Within the western democracies, heightened political disagreement is likely and desirable. But this is not about left vs right either. The strangest political phenomenon of our time is a convergence of isolationisms: nativism on the right, allied to identity politics and anti-Americanism on the left. Against such an adversary, liberalism will, I hope, become more militant in its own defence.
But militancy requires action. What can we do for Abdul Kareem, and thereby - it must be said - for ourselves? I have been asking this question privately of several Middle-Eastern bloggers recently, but have had no answers I have felt held the key.

There is a Free Kareem campaign, but I linked to it and signed its petition last year, before Kareem's conviction, and I don't hold out much hope. It would actually be improper for there to be political intervention in the Egyptian, or any other, legal process. What is needed is a change of Egypt's laws. So, far from the sort of bovine reception that the OIC's attempt to strangle free expression received a year ago, we need to take the fight to them - campaigning for the repeal of their apostasy and religious censorship laws. After all, it is they who have set the precedent for an export of values in this area.

In short, we should add to the truth of this next cartoon:



Islam has an image problem which is of its own making; this would be alleviated by a being-relegated-to-the-private-sphere-of-an-individual's-life problem. But we have to be intelligent in the way we approach this. Egypt is a large net recipient of foreign aid. It's easy to think that aid should be made conditional of legal reform, but the difficulties of this approach are obvious. Saudi aid money, anyone? Mubarek is one of the most pro-Western Middle Eastern leaders, and suffers some domestic problems as a result. Even the law prohibiting insulting the head of State needs to be seen in the context of his islamic problem - Egypt is the origin of the Muslim Brotherhood. Foreign intervention that sought to change Egypt's domestic laws would be unlikely to be productive.

We must start with ourselves.
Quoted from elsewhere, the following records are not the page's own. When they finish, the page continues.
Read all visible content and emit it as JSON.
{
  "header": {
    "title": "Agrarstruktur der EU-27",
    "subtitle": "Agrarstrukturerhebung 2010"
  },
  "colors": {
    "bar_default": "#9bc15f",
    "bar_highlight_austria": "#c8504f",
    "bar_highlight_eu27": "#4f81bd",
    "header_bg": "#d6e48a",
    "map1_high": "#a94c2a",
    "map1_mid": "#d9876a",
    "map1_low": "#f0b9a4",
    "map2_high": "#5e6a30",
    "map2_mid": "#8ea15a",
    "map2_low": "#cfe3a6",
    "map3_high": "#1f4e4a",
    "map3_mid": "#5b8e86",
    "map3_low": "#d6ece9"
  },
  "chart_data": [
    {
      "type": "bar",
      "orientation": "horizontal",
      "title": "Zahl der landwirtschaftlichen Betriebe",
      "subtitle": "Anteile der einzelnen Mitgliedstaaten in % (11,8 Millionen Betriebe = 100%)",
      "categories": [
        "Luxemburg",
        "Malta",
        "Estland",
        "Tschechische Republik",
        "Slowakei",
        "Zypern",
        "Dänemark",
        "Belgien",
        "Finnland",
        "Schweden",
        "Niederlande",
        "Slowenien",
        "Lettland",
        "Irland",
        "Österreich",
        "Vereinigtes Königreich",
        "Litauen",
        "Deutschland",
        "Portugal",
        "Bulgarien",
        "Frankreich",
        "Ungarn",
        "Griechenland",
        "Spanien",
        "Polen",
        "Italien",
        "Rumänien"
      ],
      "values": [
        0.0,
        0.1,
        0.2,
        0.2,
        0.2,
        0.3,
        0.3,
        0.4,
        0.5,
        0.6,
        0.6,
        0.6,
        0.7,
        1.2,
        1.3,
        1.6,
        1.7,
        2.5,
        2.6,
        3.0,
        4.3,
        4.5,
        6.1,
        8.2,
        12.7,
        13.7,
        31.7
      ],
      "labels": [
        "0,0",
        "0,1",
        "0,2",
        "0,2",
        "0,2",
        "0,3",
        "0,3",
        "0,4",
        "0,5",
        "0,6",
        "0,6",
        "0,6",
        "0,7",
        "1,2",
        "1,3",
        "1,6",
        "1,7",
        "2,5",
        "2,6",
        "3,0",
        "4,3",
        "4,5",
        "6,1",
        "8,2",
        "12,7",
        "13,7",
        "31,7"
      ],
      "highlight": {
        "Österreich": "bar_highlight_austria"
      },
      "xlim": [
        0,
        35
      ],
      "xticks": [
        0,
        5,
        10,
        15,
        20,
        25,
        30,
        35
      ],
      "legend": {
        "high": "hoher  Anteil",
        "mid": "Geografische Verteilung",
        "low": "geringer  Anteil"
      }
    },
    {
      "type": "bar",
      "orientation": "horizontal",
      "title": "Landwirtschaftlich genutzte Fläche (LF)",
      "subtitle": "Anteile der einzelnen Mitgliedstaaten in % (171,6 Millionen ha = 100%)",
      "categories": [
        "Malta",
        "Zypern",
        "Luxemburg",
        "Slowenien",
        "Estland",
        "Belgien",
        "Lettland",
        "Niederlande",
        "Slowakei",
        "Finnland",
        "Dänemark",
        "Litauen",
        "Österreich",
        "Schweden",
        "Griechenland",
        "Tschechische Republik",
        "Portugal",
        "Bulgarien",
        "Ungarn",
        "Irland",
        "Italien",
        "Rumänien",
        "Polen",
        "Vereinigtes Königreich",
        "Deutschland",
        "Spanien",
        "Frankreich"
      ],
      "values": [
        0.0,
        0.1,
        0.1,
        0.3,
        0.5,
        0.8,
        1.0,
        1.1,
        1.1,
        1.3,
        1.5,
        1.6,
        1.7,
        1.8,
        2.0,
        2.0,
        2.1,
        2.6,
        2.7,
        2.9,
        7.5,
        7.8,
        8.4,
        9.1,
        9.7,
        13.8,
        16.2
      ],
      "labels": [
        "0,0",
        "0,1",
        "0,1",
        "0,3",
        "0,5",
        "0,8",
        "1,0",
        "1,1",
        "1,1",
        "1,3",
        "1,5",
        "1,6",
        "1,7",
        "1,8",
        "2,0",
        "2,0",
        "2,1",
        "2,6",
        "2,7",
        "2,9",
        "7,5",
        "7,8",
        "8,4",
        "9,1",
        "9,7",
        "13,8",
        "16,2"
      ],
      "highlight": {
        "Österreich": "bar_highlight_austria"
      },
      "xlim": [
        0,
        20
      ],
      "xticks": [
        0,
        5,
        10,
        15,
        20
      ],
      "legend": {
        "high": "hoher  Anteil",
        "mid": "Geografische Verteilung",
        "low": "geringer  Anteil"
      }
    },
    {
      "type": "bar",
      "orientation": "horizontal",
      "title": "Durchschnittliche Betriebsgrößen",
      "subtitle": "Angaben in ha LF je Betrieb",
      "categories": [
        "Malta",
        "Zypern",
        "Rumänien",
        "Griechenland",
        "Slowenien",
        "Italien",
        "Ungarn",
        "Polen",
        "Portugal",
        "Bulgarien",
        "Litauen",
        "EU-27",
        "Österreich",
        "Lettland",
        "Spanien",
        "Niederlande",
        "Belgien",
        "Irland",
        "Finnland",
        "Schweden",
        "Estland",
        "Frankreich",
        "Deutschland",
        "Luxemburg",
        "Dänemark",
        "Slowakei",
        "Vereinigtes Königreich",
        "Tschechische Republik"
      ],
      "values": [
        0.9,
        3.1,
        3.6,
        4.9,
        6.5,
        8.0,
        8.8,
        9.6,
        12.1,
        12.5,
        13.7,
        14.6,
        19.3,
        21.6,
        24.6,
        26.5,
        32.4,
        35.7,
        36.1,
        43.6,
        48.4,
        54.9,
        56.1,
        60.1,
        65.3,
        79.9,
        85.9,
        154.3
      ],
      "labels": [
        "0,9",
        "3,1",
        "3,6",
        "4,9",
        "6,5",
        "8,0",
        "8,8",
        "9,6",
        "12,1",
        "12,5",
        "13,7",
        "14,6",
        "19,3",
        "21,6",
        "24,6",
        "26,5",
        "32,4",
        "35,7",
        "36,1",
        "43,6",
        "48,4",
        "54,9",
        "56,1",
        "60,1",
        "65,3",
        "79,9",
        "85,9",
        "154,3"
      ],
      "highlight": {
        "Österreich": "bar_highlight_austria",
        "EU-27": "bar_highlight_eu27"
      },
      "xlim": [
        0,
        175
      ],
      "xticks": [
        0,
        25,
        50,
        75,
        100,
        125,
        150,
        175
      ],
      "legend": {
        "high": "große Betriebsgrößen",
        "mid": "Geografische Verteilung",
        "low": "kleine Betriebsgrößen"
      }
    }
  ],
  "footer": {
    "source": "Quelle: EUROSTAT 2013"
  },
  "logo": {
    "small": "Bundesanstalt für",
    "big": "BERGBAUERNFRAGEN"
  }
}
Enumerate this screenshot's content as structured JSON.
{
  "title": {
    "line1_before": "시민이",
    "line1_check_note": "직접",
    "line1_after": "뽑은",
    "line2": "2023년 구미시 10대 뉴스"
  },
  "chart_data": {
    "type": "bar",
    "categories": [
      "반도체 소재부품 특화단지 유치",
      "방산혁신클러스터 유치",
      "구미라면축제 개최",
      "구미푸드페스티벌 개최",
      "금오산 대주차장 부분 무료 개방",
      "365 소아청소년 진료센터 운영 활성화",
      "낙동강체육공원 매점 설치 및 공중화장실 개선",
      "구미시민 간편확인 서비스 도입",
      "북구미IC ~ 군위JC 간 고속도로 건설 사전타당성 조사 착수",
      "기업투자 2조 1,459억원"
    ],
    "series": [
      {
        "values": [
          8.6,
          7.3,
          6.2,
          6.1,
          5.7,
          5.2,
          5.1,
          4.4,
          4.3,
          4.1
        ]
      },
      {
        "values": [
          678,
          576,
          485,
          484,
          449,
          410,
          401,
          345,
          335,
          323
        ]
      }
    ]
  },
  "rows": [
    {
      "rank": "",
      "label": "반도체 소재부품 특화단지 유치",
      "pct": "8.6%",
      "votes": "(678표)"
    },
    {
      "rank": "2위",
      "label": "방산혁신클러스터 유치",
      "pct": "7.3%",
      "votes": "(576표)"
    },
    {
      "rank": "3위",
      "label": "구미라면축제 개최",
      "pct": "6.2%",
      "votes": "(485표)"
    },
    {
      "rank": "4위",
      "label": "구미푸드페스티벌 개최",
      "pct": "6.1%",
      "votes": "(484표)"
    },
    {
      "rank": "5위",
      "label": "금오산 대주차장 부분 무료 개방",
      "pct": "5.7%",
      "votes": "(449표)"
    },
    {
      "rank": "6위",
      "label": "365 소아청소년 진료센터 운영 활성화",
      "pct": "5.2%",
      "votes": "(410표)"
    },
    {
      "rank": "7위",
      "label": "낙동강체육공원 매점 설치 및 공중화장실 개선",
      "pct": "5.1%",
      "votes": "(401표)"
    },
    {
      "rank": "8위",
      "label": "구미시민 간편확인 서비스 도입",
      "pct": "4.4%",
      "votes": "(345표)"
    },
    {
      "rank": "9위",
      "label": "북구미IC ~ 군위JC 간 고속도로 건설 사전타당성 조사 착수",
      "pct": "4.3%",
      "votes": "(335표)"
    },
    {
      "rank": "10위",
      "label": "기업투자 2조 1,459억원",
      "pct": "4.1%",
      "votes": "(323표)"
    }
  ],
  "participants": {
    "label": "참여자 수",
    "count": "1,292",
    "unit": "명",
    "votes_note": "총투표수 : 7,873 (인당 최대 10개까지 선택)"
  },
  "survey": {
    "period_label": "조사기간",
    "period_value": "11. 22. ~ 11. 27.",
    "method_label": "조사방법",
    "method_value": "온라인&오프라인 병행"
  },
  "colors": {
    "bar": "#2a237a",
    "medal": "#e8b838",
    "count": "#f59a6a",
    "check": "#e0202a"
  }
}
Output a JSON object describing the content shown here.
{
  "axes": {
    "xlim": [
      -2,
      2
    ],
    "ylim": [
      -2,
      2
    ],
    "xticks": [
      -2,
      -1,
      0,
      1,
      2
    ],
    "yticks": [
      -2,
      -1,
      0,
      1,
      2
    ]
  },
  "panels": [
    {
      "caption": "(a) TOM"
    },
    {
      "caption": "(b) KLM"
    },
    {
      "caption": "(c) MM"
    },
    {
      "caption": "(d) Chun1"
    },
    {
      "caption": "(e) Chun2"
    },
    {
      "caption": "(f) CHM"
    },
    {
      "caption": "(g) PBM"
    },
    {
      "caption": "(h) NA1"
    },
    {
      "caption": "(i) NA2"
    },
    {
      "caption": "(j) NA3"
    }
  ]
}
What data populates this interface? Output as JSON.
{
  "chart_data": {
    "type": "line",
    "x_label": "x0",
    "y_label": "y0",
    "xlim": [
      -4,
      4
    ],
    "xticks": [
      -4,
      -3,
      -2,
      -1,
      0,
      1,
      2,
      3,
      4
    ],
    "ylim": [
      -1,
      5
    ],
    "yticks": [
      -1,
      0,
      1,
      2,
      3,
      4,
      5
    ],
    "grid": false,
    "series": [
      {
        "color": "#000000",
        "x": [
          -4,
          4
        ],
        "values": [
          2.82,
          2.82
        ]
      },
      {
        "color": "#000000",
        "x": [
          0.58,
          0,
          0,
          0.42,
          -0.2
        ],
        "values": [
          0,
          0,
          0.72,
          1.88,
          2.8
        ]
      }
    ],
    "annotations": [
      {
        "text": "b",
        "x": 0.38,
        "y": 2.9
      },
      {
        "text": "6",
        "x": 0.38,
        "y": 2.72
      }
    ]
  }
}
Firstly, by being "militant", as Oliver Kamm put it, in the cause of freedom of expression in this country. We need legal, consitiutional protection for the right everybody has to say what they think in the way they want to express it. The Mafia code of violent reaction to perceived insults needs to be suppressed by law and by speech and example from those in public life. This needs to become an issue that affects the way people vote.

This post is long enough as it is, and I'm going to truncate it now. But I was reading something about the Suffragettes recently, and realised that the right to speak freely is as fundamental, and as fundamental to democracy, as women's suffrage. It's worth bearing in mind that our contemporary paralysis has allowed venal professional politicians to undermine the principle of universal suffrage such that it did not last even a century; in the 2006 British General Election, thousands of postal votes were taken from women in traditional Muslim households and filled in by men.

But the initial campaign for women's suffrage worked and so we do have a precedent, an example of the kind of campaign that might succeed, and a vital current problem. And by succeeding at home, by giving a platform to the voices like Kareem's that have hitherto gone largely unheard, by setting an example and at the same time offering the hand of friendship and of solidarity to Middle Eastern reformers, democrats and sceptics, we can help them to bring about change in their own countries.

Only then, will Kareem be free not just of incarceration, but also to blog again.